From the sensuous arc of that first endless phrase to the rotating figures that weave in and out like strings of pinwheels and atomic formations suspended in a world of dark beauty and scintillating lights... An otherworldly eternal call, stories of devotion and love...flocks of birds, flocks of people, praises and lamentations, ghostly voices of ancestors… A universal and timeless choir of mankind… Cavernous Tibetan temples, intense ritualistic practices… rapturous harmony embracing all elements past… invites you for a breathless swim in Alexander Berne’s cosmic ocean of sound.
- A Listener
He is one of the truly unique voices of his generation. Combining a deeply embedded lyricism with a spiritual sensibility and a superlative technique, Alexander Berne has arrived at a musical style that is utterly sui generis. His musical excursions, characterized by wave upon floating wave of sound, defy easy comparison, bearing more in common with abstract painters such as Rothko and Pollack than with other musical forms…His intricately embroidered tones, ethnically-flavored melodies and polyphonic cascades of notes combine to form a sound-world both meditative and charged, both striving and serene…Alexander Berne is a musician for the global village of our time, as he is a musician for all time.
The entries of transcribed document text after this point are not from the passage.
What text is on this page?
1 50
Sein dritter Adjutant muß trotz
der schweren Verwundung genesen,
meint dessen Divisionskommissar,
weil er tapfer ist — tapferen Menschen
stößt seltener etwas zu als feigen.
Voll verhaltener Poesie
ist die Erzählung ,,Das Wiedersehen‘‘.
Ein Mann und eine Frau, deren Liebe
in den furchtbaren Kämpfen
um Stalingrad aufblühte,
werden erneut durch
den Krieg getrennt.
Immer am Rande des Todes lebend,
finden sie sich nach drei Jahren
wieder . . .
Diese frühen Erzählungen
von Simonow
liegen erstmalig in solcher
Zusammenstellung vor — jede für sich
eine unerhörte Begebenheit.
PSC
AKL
A master of his craft…and a forward-thinking visionary dedicated to the pursuit of a truly individual sound, he is a breath of fresh air in a cultural moment where integrity has lost its value, a moment where market success is prized far above the quest for musical and spiritual truth.
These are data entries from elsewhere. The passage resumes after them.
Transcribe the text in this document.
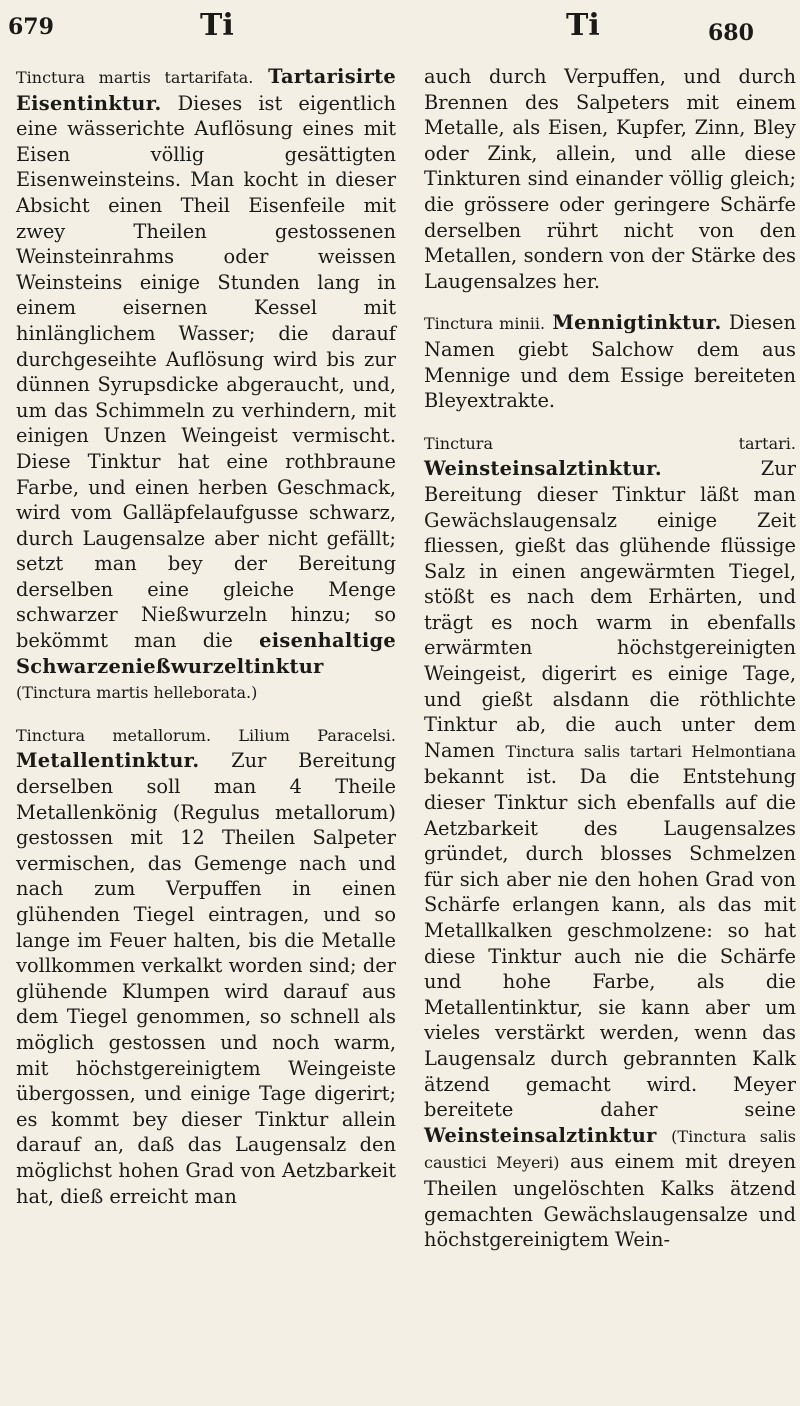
679	Ti	Ti	680

Tinctura martis tartarifata. Tartarisirte Eisentinktur. Dieses ist eigentlich eine wässerichte Auflösung eines mit Eisen völlig gesättigten Eisenweinsteins. Man kocht in dieser Absicht einen Theil Eisenfeile mit zwey Theilen gestossenen Weinsteinrahms oder weissen Weinsteins einige Stunden lang in einem eisernen Kessel mit hinlänglichem Wasser; die darauf durchgeseihte Auflösung wird bis zur dünnen Syrupsdicke abgeraucht, und, um das Schimmeln zu verhindern, mit einigen Unzen Weingeist vermischt. Diese Tinktur hat eine rothbraune Farbe, und einen herben Geschmack, wird vom Galläpfelaufgusse schwarz, durch Laugensalze aber nicht gefällt; setzt man bey der Bereitung derselben eine gleiche Menge schwarzer Nießwurzeln hinzu; so bekömmt man die eisenhaltige Schwarzenießwurzeltinktur (Tinctura martis helleborata.)

Tinctura metallorum. Lilium Paracelsi. Metallentinktur. Zur Bereitung derselben soll man 4 Theile Metallenkönig (Regulus metallorum) gestossen mit 12 Theilen Salpeter vermischen, das Gemenge nach und nach zum Verpuffen in einen glühenden Tiegel eintragen, und so lange im Feuer halten, bis die Metalle vollkommen verkalkt worden sind; der glühende Klumpen wird darauf aus dem Tiegel genommen, so schnell als möglich gestossen und noch warm, mit höchstgereinigtem Weingeiste übergossen, und einige Tage digerirt; es kommt bey dieser Tinktur allein darauf an, daß das Laugensalz den möglichst hohen Grad von Aetzbarkeit hat, dieß erreicht man

auch durch Verpuffen, und durch Brennen des Salpeters mit einem Metalle, als Eisen, Kupfer, Zinn, Bley oder Zink, allein, und alle diese Tinkturen sind einander völlig gleich; die grössere oder geringere Schärfe derselben rührt nicht von den Metallen, sondern von der Stärke des Laugensalzes her.

Tinctura minii. Mennigtinktur. Diesen Namen giebt Salchow dem aus Mennige und dem Essige bereiteten Bleyextrakte.

Tinctura tartari. Weinsteinsalztinktur.	Zur Bereitung dieser Tinktur läßt man Gewächslaugensalz einige Zeit fliessen, gießt das glühende flüssige Salz in einen angewärmten Tiegel, stößt es nach dem Erhärten, und trägt es noch warm in ebenfalls erwärmten höchstgereinigten Weingeist, digerirt es einige Tage, und gießt alsdann die röthlichte Tinktur ab, die auch unter dem Namen Tinctura salis tartari Helmontiana bekannt ist. Da die Entstehung dieser Tinktur sich ebenfalls auf die Aetzbarkeit des Laugensalzes gründet, durch blosses Schmelzen für sich aber nie den hohen Grad von Schärfe erlangen kann, als das mit Metallkalken geschmolzene: so hat diese Tinktur auch nie die Schärfe und hohe Farbe, als die Metallentinktur, sie kann aber um vieles verstärkt werden, wenn das Laugensalz durch gebrannten Kalk ätzend gemacht wird. Meyer bereitete daher seine Weinsteinsalztinktur (Tinctura salis caustici Meyeri) aus einem mit dreyen Theilen ungelöschten Kalks ätzend gemachten Gewächslaugensalze und höchstgereinigtem Wein-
- Composer Patrick Zimmerli
Alex's music can be intense, hypnotic and driving, at other times meditative, reflective and deeply restful. Whatever you are feeling, you will find some of it in Alex's music.
- Bart Feller, Principal Flute, NYC Opera and NJSO
Alexander Berne's ambitious three-disc opus impresses ... for presenting polyphonic musical content that's so ravishing. His is truly a world music in that there's a primal and unadulterated quality to the material that would enable it to speak directly to any listener, regardless of ethnicity or geographic locale. Berne's that rare artist who can integrate lyricism, spirituality, and prodigious technical command into a single package, and his intricately woven lamentations constitute a potent sound-world that's regrettably too seldom encountered.
Berne's ambient solo atmospherics reach oceanic, continental, and yeah, cosmic reaches in this 3-CD set, the culmination of years of nuanced, dreamy studio labors. "Shores" [is] open ocean all the way, with nothing in view but Berne's deep-breathing, contemplative soprano. Each tone approaches, becomes the center of attention, and recedes to a distant vanishing point. It's a pelagic world with no edges, troubled only by fugitive ripples and currents, but that's not to say the trip is monotonous. Relax in the diving bell and a variety of life forms, voices and overtones drift by, wiggling their fins, whipping their tentacles or flashing with bioluminescence until they vanish into the glimmer. [On The Saduk,] choral and organ-like echoes bring out the saduk's prayerful sound. Here, the rising and falling tones suggest the slow release of ancient folk melodies, long compressed under the strata of centuries … The Abandoned Orchestra has a denser event horizon, with articulated beats and an overlay of aural glyphs that jump from the underlying watercolor wash, hinting of Arab bazaars, catacombs, sandstorms and circuits. If they're still making "east meets west" CDs 500 years from now, these are the sounds they will probably emit. I longed to listen to them while sipping the spiced neutron nectar we'll doubtless be living on by then, but for now, a cigar and a glass of Drambuie sufficed.